24 years’ experience at the Strasbourg Medico-Surgical and Obstetrical Centre (CMCO)

These T-shaped uteruses are most commonly observed in patients who were exposed in utero to diethylstilbestrol (DES). DES is a nonsteroidal synthetic oestrogen that was marketed in France between 1948 and 1977 and prescribed to almost 200,000 women to prevent various obstetrical complications. The number of female infants exposed in utero to DES in France is estimated at 80,000. It was shown to be ineffective for these obstetrical indications in 1953 but its prescription was banned in France only in 1977, long after it had been established that this treatment was harmful: it is associated with an increased risk of clear-cell adenocarcinoma of the vagina.
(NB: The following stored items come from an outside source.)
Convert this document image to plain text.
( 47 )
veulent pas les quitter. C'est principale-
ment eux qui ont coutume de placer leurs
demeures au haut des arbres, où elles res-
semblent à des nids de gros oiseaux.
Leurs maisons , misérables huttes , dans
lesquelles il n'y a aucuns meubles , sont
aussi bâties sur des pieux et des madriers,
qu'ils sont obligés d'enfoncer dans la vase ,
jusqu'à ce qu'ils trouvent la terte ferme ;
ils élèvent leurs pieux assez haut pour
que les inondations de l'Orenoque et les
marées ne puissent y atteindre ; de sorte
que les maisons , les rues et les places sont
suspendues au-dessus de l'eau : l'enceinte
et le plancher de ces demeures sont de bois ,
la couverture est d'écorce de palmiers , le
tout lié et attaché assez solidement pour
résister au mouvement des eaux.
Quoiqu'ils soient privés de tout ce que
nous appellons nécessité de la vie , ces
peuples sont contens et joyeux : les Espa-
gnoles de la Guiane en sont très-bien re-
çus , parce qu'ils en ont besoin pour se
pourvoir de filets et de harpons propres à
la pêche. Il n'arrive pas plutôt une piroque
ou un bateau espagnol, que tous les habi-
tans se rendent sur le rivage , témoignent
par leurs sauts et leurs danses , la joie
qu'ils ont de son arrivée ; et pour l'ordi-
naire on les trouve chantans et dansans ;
In addition to its cancer-inducing risk, this treatment has been found to cause uterine malformations (in particular, T-shaped uterus) and Fallopian tube dysfunction, with a reduced fertility and increased risk of miscarriage and premature delivery.

Abstract

STUDY QUESTION
What is the impact of hysteroscopic enlargement metroplasty for T-shaped uterus on the live birth rate?

SUMMARY ANSWER
Performing enlargement metroplasty appears to improve the obstetrical prognosis and fertility in patients with a T-shaped uterus.

WHAT IS KNOWN ALREADY
T-shaped uterus is linked to an excess of myometrium in the uterine walls giving rise to a subcornual constriction ring which causes dysmorphism and hypoplasia of the uterine cavity. It is commonly associated with infertility or a sequence of repeated miscarriages.

STUDY DESIGN
Single-centre observational cohort study in 112 patients who underwent enlargement metroplasty for T-shaped uterus between 1992 and 2016 in a Strasbourg university hospital centre.

MAIN RESULTS
The mean age of patients was 33.2; they had been attempting to conceive on average for 56 months for subfertile patients and 42.2 months for infertile patients. Prior to surgery, patients had succeeded in becoming pregnant 161 times, i.e. a mean gravidity of 1.4 pregnancies. For subfertile patients the mean gravidity was 2.67. Mean parity was 0.04. In the overall population, one hundred pregnancies occurred following enlargement metroplasty. The live birth rate increased in a statistically significant manner following enlargement metroplasty: 4 (2.5%) vs. 60 (60%), p < 0.05. In parallel, the miscarriage rate was statistically reduced: 126 (78.3%) vs. 22 (22%), pnull< .05. Intraoperative complications were 1 case of cervical laceration (0.9%) and 1 case of false passage (0.9%). Subsequent pregnancies remained at risk of miscarriage (22%) and premature delivery (20%) but not extra uterine gestation. Delivery took place by Caesarean section in 61% of cases. In the subgroup of infertile patients, the live birth rate was also markedly increased and 49% of pregnancies which occurred were spontaneous.

LIMITATIONS
This study was descriptive and retrospective.

WIDER IMPLICATIONS
These results are consistent with those in the literature. Hysteroscopic enlargement metroplasty is now a well-established technique with few complications but which should nevertheless be reserved for symptomatic patients.

References

  • Hysteroscopic enlargement metroplasty for T-shaped uterus: 24 years’ experience at the Strasbourg Medico-Surgical and Obstetrical Centre (CMCO), European journal of obstetrics, gynecology, and reproductive biology, NCBI PubMed PMID: 29804025, 2018.